Following up on blahedo's comment and the questions about what the heck their p-...

Following up on blahedo's comment and the questions about what the heck their p-values mean --

This is a nice example that you can get statistical significance for small effects, if your sample is big enough. Their p-values are explained very badly, so I did my own analysis by transcribing their data from those plots. Let's take their weighting scheme for granted. I agree with some other commenters that the sums and counts are misleading, and instead took average scores per font, and computed confidence intervals for those means. The means are indeed a little different, and for some pairs, statistically significantly so.

http://brenocon.com/Screen%20shot%202012-08-10%20at%202.03.0...

But does it matter much? Take the pair with the largest gap, Baskerville vs. Comic Sans, of 0.95 versus 0.79: a difference is 0.16. This is out of a 10-point scale (ranging -5 to +5).

In fact, the standard deviation for the entire dataset is 3.6 -- so just 0.05 standard deviations worth of difference.

Or here's another way to think about it. If a person does Comic Sans example, versus could have done Baskerville example, how often would they have score higher? (This ignores the weightings, it's a purely ordinal comparison. I think this is related to the Wilcoxon-Mann-Whitney test statistic or something, I forget.) So with independence assumptions (if they had proper randomization, hopefully this solves), just independently sample from the distributions many times and compare pairs of simulated outcomes. 22% of the time it's a tie, 40.3% of the time Baskerville scores higher, and 37.8% of the time Comic Sans scores higher. I guess then it sounds like the difference is better than nothing.
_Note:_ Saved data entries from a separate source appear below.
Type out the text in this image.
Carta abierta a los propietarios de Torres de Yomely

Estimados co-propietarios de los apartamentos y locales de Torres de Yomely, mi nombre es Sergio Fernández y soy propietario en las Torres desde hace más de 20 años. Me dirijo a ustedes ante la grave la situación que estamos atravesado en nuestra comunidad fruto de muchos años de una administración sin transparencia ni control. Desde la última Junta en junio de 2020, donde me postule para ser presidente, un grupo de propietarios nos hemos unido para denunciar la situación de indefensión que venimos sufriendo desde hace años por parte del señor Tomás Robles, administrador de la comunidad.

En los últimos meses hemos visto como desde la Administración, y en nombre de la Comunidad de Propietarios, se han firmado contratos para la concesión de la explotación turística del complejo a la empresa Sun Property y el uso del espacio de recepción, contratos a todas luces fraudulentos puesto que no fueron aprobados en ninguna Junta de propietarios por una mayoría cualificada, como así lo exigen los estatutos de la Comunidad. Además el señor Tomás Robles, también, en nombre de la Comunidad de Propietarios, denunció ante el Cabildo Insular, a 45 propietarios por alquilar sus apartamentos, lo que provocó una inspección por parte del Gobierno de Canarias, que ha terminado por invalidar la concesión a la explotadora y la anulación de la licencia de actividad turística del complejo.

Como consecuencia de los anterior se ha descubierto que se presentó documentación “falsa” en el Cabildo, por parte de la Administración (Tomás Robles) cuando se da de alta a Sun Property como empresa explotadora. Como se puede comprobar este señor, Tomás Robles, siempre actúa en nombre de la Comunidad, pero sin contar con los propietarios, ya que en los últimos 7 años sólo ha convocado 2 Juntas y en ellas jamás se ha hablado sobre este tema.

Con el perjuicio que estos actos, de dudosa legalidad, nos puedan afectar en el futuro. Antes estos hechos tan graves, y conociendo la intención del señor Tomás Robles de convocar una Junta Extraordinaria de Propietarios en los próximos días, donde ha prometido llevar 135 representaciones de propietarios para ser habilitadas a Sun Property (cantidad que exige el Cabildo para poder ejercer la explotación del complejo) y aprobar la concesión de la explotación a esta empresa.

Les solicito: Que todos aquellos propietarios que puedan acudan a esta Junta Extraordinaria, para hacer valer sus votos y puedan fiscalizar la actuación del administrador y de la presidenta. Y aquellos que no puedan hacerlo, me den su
Not sure what's a good and fair way to think about the substantive size of the effect. I wanted to take the quantile positions of the means, but realized you can't exactly do that with ordinal data like this (zillions of values share the same quantile value).

I probably missed something, so here's the transcribed data and R/Python code probably with errors: https://gist.github.com/3311340

Now that I'm thinking about it more, averaging the agreement scores seems weird. Maybe it's clearer to use the simple binary agree/disagree outcome.